The LT3B-OM is certified for continuous operation at ≤1×10⁻¹⁰ mbar after 150 °C bake-out. Internal surfaces are electropolished stainless steel; all elastomers are eliminated; OFHC copper gaskets and gold-plated OFHC components minimize hydrogen permeation and water desorption.
Can the LT3B-OM be retrofitted with additional electrical feedthroughs or customized window materials?
Yes—ARS offers factory-configurable options including ZnSe (for mid-IR), MgF₂ (deep UV), or custom AR-coated sapphire windows, alongside 24-pin or coaxial RF feedthrough variants. Lead times apply for non-standard configurations.
Is remote temperature control and monitoring supported?
All sensor outputs are accessible via rear-panel BNC connectors. Ethernet- or USB-enabled temperature controllers (e.g., ARS TC-2000, Lakeshore 350) provide full remote setpoint programming, real-time trending, and alarm-triggered shutdown—fully scriptable via SCPI or Modbus TCP.
How is helium flow optimized to minimize thermal drift during long-duration experiments?

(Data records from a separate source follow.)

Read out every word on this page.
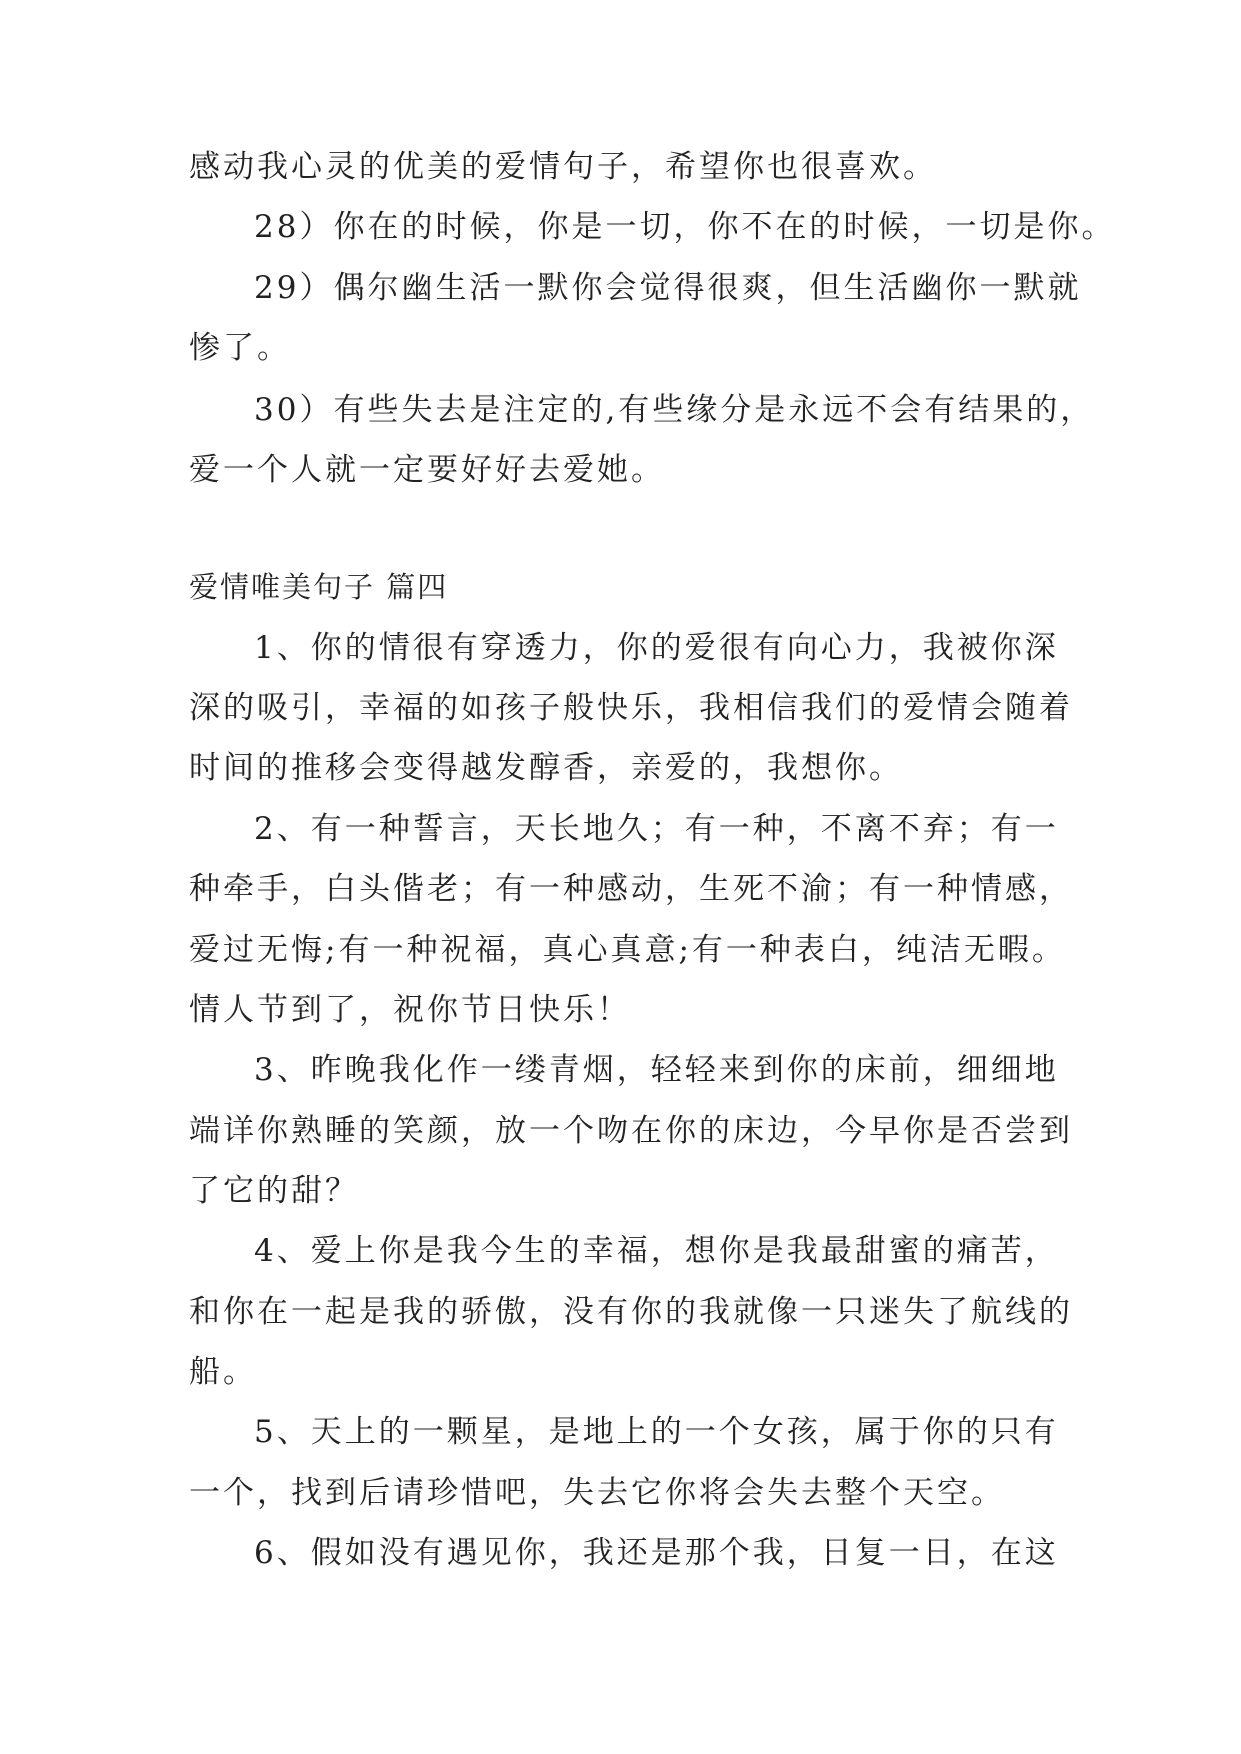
感动我心灵的优美的爱情句子，希望你也很喜欢。
28）你在的时候，你是一切，你不在的时候，一切是你。
29）偶尔幽生活一默你会觉得很爽，但生活幽你一默就
惨了。
30）有些失去是注定的,有些缘分是永远不会有结果的，
爱一个人就一定要好好去爱她。
爱情唯美句子 篇四
1、你的情很有穿透力，你的爱很有向心力，我被你深
深的吸引，幸福的如孩子般快乐，我相信我们的爱情会随着
时间的推移会变得越发醇香，亲爱的，我想你。
2、有一种誓言，天长地久；有一种，不离不弃；有一
种牵手，白头偕老；有一种感动，生死不渝；有一种情感，
爱过无悔;有一种祝福，真心真意;有一种表白，纯洁无暇。
情人节到了，祝你节日快乐！
3、昨晚我化作一缕青烟，轻轻来到你的床前，细细地
端详你熟睡的笑颜，放一个吻在你的床边，今早你是否尝到
了它的甜？
4、爱上你是我今生的幸福，想你是我最甜蜜的痛苦，
和你在一起是我的骄傲，没有你的我就像一只迷失了航线的
船。
5、天上的一颗星，是地上的一个女孩，属于你的只有
一个，找到后请珍惜吧，失去它你将会失去整个天空。
6、假如没有遇见你，我还是那个我，日复一日，在这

The integrated flow control board implements laminar-flow regulation with pressure-compensated mass flow elements. Combined with the coaxial counterflow heat exchanger, this reduces thermal transients to <5 mK/min during ramping and maintains <±20 mK stability over 72-hour acquisitions.
Does ARS provide installation support and application-specific validation data?
Yes—ARS Field Applications Engineers perform on-site commissioning, including vacuum leak checking, thermal gradient mapping, and vibration spectrum analysis (per ISO 20816-1). Application notes and raw validation datasets (e.g., Raman linewidth vs. temperature, PL intensity decay vs. hold time) are available under NDA.